I had a bunch of jobs when I was a high school student. I went to UC Berkeley and I started to major in architecture and was in the college of architecture for actually three years but then I change to major in economics. Then, I had to do my pre-med so it took me five years to finish college.

In college, I was captain of the ski team and I raced in the United States Ski Association. I went to medical school at UC San Francisco, where I was in the medical student medical scientist training program which was a degree with distinction but was not a PhD.

I did not finish the program because my research advisor would not let me take an elective in Spain which I wanted to do. I finished my research project. While in medical school, I did the Iron Man Triathlon world championships in Hawaii and that’s why I went into Radiology because it turned out that several of the radiologists on the faculty at UC San Francisco had also done the Iron Man Triathlon.


How did your education at UC Berkeley and UCSF contribute to your success as a physician-entrepreneur-inventor? 

At UC San Francisco, I did research on antibodies and learned how to do laboratory techniques.  With my major in economics I knew something about business opportunities. I actually started a business in college in imports.

I was always trying to do some jobs and to make money in high school and even before high school.

When I went to Mallinckrodt Institute of Radiology at Washington University St.
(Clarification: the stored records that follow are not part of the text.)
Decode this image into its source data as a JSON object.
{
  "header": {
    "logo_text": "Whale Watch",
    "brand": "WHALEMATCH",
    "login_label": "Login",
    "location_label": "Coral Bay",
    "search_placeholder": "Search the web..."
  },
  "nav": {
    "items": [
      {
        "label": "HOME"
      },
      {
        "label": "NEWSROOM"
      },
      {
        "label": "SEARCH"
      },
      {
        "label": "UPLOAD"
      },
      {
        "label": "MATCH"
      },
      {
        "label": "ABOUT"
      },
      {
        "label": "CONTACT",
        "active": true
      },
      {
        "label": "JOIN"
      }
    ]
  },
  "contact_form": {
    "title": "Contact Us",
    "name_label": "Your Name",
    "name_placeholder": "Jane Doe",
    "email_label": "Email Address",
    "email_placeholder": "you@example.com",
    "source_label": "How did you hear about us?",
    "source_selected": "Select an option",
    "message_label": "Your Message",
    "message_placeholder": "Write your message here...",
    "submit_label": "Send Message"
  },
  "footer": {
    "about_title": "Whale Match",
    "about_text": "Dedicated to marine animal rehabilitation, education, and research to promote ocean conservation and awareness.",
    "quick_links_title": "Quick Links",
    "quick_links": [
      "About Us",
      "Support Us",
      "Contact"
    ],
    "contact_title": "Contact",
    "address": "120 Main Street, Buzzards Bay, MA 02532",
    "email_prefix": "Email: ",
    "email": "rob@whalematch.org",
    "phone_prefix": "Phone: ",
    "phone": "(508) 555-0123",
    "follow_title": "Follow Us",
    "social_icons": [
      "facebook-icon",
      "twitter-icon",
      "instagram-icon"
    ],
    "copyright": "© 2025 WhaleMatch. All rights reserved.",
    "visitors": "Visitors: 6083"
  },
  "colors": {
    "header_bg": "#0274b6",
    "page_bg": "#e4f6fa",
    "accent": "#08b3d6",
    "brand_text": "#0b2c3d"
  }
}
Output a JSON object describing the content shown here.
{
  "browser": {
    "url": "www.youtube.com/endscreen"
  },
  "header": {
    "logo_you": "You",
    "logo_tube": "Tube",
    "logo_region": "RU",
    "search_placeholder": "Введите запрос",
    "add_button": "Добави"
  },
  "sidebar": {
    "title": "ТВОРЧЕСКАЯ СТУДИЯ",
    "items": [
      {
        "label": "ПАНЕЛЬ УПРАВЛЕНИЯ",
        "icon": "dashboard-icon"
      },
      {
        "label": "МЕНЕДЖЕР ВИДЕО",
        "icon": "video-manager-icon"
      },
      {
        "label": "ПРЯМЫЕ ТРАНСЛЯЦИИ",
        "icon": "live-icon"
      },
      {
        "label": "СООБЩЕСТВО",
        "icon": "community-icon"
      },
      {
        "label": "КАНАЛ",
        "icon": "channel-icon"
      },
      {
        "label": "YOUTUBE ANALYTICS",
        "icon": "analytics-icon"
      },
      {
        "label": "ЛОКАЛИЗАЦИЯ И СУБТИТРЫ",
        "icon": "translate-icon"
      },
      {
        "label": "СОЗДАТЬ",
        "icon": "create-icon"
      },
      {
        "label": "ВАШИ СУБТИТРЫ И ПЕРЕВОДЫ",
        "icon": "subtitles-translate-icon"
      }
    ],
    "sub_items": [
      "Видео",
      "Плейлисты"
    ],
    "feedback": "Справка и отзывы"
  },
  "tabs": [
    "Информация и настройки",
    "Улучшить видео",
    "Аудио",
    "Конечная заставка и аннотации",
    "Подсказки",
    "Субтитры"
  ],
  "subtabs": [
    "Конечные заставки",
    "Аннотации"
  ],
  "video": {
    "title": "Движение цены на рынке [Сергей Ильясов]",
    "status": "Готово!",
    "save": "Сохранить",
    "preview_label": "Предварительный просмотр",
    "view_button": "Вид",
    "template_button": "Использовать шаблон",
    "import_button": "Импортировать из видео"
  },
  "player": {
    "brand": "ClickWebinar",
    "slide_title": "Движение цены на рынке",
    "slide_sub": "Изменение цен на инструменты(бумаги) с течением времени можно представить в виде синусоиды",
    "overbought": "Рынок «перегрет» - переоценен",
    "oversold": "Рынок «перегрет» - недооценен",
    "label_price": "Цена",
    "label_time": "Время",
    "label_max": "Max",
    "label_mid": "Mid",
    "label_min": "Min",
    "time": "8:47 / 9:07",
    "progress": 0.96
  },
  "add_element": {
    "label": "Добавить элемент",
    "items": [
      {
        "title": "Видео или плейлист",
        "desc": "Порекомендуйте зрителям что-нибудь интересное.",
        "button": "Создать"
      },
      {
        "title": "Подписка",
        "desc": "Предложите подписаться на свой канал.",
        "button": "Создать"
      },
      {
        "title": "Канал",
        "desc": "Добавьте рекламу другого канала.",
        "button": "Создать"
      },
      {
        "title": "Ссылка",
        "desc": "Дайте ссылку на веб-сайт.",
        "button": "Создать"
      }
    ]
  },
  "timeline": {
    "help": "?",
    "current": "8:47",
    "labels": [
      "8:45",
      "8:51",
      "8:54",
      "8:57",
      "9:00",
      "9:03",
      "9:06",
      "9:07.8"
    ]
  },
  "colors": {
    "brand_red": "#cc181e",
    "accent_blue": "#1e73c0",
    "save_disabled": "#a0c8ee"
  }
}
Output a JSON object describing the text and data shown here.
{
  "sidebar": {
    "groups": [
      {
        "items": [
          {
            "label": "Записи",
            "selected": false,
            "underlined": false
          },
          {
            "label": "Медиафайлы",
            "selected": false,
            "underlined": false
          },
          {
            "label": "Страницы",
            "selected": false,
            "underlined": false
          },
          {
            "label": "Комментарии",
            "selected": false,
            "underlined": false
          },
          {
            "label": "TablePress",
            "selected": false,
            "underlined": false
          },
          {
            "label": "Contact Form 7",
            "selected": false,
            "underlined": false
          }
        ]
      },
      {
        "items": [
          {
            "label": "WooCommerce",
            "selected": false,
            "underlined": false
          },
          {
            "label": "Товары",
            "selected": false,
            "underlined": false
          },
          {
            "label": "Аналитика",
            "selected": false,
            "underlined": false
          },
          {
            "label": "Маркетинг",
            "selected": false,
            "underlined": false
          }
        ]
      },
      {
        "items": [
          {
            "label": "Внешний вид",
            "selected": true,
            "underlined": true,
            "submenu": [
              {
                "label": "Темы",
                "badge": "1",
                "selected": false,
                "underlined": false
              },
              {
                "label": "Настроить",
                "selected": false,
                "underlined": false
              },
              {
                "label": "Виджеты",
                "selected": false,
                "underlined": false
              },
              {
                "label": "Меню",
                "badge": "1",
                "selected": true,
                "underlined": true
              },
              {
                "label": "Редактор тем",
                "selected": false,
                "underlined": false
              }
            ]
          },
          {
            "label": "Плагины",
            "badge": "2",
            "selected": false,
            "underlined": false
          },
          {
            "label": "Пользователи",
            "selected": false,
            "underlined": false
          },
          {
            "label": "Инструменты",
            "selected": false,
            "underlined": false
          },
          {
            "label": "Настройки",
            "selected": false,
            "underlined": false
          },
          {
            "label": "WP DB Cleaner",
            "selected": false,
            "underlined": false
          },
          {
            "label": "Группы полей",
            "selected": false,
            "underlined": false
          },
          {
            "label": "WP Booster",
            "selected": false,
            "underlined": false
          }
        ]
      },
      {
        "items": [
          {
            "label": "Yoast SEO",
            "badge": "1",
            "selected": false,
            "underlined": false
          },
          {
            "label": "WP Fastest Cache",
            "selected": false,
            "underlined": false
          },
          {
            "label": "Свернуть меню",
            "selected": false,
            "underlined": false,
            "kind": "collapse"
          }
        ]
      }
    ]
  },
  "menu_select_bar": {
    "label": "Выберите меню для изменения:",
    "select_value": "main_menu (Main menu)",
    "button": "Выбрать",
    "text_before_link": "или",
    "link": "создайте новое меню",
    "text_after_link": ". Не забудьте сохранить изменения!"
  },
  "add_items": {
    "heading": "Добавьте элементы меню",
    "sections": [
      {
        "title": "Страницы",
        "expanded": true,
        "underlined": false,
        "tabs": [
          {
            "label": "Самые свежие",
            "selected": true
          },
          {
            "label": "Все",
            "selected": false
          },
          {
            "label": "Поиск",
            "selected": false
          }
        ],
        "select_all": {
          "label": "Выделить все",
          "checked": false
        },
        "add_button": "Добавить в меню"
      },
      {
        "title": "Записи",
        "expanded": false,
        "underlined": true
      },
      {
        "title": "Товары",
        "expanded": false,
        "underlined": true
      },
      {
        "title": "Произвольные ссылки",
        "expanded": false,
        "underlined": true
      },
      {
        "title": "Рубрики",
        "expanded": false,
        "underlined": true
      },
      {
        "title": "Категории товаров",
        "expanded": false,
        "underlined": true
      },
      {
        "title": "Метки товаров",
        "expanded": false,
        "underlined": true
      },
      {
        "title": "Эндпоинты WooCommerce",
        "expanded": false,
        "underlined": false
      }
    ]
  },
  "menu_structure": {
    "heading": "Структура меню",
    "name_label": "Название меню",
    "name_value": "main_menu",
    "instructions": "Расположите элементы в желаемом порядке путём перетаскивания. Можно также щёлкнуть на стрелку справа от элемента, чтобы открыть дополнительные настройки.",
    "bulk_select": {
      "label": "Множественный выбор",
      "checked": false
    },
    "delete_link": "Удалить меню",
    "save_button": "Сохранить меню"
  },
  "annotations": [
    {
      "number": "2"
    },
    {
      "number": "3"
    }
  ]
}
Louis, it was a new time for MRI and I started to make MRI contrast agents.  I later made different kinds of contrast agents and my ultrasound contrast agent took off and became a success.


When did you open your first company?  How did that go? 

I applied for my first patent I think in 1988 and I then founded my first company in 1990. I got a small business innovation research (SBIR) grant which helped with forming the company and my father made a seed investment. The first company made three FDA approved contrast agents and DuPont bought the company

 

How about your second and third companies?  

The second company was, in a way, a continuation of the first company because I was able to retain certain assets in the transaction with DuPont. The second company went public but was ultimately not successful.  My third company was founded in 2008 and is currently conducting clinical trials of a new technology that safely reverses hypoxia. We have programs in brain cancer, sickle cell disease and stroke.


What are top 3 pieces of advice for young physician entrepreneur? 

Well, be passionate about what you’re doing. If you’re not passionate about it, don’t do it.

If people say it’s a dumb idea, don’t pay attention to them.  You have to do your own research; you cannot be dissuaded by others because if something is easy, someone else would’ve done it already.

If you are doing something that is high tech and innovative, learn about SBIR grants. It is a great way to get seed capital for your venture.

 

What are top 3 pieces of advice for young physician regarding personal finance? 

Never buy a depreciating asset on credit. For example, if you are going to buy a car, pay cash.

If you can’t afford to pay cash for that car or other depreciating asset, then you should buy something cheaper.

Only purchase things on credit that you believe are going to become an appreciating asset.

Other than real estate and my own ventures, I only do index funds and bonds. I think if you’re trying to play and outperform the stock market, you are going to lose unless that is your job.  And if you’re focused on that, then you’re not going to be in a very good position to help society by advancing your knowledge and skills in medicine.

 

What are top 3 pieces of advice for work life balance? 

Well you should be passionate about your other activities and hobbies and interests.

If you’re not, then I think you’re missing out.

If you’re passionate about the other things, then you have to be able to find time to do them.  Work should be fun but you should have lots of fun with the other things you love doing.

 

What are top 3 pieces of advice for parenting? 

I’ve been very fortunate to be married to the same woman for 36 years. I think it’d be very difficult to be a single parent. Your children are actually more important than your job.  So you have to keep the high-priority and try to work with your spouse together.